Along with 1) the soft side of the stud is the open side. A steel stud is like a C with square corners. The open side is the open part of the C, okay enough of that. Next, the reason you want the soft side toward the layout is that you always put screws into the sheetrock that is on the soft side of the stud. NEVER, NEVER, NEVER (well there are a few exceptions but you need to know steel studs to know them) screw off the hard side first! did I mention never? The reason that you do this is that if you put the screw into the hard side first this will twist the stud and step the joint of the rock (this applies too vertically hung rock not horrizontally) 

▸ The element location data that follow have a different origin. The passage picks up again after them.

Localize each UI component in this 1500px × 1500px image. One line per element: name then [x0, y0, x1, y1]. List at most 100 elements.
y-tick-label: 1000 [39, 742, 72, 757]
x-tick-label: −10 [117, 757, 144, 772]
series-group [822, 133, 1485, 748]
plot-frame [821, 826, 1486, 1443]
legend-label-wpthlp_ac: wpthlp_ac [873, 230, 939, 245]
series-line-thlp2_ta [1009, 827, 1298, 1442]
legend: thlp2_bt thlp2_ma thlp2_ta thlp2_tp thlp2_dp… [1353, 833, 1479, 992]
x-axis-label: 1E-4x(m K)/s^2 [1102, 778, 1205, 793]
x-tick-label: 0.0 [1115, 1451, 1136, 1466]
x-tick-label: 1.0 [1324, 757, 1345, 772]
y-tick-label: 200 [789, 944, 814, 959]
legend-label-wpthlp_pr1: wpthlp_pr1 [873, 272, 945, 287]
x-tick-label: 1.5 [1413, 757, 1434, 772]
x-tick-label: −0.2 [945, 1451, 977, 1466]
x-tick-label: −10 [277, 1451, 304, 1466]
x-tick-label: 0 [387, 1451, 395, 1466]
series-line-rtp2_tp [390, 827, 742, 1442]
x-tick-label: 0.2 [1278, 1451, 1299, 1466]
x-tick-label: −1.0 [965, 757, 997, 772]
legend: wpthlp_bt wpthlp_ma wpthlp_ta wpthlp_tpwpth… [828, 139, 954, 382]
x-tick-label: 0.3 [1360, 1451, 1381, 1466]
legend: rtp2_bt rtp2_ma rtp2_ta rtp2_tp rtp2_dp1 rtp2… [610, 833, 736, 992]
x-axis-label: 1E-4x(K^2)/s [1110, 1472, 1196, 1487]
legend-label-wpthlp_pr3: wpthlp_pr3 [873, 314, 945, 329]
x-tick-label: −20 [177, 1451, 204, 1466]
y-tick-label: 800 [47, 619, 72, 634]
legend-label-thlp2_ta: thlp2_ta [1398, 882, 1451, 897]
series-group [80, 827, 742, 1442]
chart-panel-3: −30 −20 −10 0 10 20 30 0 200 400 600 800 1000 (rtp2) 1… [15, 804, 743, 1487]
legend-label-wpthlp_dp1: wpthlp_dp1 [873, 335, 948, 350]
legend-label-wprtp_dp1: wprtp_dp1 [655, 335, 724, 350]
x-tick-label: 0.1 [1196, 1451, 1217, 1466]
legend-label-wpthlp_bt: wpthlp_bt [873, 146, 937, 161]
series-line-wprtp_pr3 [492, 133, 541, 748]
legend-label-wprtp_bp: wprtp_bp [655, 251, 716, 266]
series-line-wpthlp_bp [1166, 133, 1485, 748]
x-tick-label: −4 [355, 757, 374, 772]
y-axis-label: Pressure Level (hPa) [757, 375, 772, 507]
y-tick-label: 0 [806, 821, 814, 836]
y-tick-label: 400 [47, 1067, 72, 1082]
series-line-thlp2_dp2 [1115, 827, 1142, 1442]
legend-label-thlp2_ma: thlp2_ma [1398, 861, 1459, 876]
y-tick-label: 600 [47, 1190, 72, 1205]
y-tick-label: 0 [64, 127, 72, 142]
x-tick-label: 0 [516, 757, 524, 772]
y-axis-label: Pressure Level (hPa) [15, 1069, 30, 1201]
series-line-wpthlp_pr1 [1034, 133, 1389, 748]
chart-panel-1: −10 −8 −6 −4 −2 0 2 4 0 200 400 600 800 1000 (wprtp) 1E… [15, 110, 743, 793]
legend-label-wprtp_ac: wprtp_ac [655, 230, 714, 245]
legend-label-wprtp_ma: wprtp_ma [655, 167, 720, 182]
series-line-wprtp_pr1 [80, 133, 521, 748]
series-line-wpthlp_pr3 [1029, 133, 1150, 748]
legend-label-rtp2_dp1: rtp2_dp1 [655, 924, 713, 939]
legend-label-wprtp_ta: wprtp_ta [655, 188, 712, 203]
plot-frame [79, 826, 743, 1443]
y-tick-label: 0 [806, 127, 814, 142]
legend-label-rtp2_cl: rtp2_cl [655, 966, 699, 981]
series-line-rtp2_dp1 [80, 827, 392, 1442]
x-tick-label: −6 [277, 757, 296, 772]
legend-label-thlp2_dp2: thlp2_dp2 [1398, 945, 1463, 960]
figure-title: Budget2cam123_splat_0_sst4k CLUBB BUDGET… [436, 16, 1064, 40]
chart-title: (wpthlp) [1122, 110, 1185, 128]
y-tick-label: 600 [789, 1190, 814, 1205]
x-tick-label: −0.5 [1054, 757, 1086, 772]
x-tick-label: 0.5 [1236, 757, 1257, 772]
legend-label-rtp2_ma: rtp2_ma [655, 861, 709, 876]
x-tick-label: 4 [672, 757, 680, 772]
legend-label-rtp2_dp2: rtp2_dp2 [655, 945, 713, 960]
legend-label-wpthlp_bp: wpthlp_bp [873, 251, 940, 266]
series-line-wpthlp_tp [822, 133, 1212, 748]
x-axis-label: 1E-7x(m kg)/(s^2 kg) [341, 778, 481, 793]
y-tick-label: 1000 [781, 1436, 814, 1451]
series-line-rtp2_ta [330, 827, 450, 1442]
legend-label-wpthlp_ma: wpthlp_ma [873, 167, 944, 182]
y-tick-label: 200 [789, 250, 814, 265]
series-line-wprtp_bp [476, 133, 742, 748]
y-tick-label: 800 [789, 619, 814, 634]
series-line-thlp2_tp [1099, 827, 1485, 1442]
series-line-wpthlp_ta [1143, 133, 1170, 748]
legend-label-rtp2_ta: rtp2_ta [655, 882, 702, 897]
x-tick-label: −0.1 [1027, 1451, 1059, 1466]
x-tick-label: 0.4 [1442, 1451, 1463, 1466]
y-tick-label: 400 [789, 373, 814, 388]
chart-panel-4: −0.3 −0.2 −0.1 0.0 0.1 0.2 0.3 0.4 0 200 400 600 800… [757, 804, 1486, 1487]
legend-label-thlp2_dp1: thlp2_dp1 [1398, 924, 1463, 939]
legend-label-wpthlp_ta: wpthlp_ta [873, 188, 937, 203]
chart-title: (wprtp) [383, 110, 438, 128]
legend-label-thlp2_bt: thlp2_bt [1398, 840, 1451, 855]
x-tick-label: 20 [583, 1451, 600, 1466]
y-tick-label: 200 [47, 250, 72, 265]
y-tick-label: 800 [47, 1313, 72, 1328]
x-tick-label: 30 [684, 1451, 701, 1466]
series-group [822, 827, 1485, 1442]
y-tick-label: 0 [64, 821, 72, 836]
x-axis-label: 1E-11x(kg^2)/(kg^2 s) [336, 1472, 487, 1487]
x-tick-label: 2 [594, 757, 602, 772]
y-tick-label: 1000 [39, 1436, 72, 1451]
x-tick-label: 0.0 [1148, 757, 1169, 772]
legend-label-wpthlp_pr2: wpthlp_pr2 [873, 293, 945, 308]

The next consideration is cutting off the top of the stud, why? because if you look at a steel stud it will have a kind of tear shaped key cut in it where the top willl be like a 2" circle with a concurrent oval below it. The circle is to feed conduit into and the oval is where the conduit rests and gets clipped into. Alright, this ends the basic tutorial on drywalling with steel studs. For all of you DIYers steel studs ARE NOT LIKE WORKING WITH WOOD SO IF YOU DON'T KNOW WHAT YOU ARE DOING THE PROJECT CAN TURN INTO A NIGHTMARE FOR YOU QUICKLY SO PLEASE MAKE SURE YOU STUDY AND LEARN THE BASICS OF WORKING WITH STEEL STUDS BEFORE COMMENCING YOUR PROJECT!!! Once you get the hang of it they are fun to work with and always wear mechanics gloves when handling steel studs!!!! THE EDGES ARE VERY SHARP SO PLEASE NEVER SLIDE THEM THROUGH YOUR HANDS!!!!

Okay, now to address the wire issue. If you are ever in doubt of using wire with steel studs we framed and rocked a school library that had (24) 24' x 24' baffles framed and rocked and hung from a 30' ceiling. Each of these baffles weighed 500+ lbs and were hung from the ceining using 9 wire snugged tight and wrapped with at least 10 revolutions with no sag. The framing was tied off every 4 feet and there was no other materials to suspend them from the ceiling so if wire can support thes 500 lbs baffles then wire will support that dinky little ceiling. 

Steel studs are phenomenally strong and wire if used correctly on a project like this is more than sufficient.

Thanks all and hope this helped calm any uneasiness regarding the use of wire and steel framing.

Good Luck and be Safe!


----------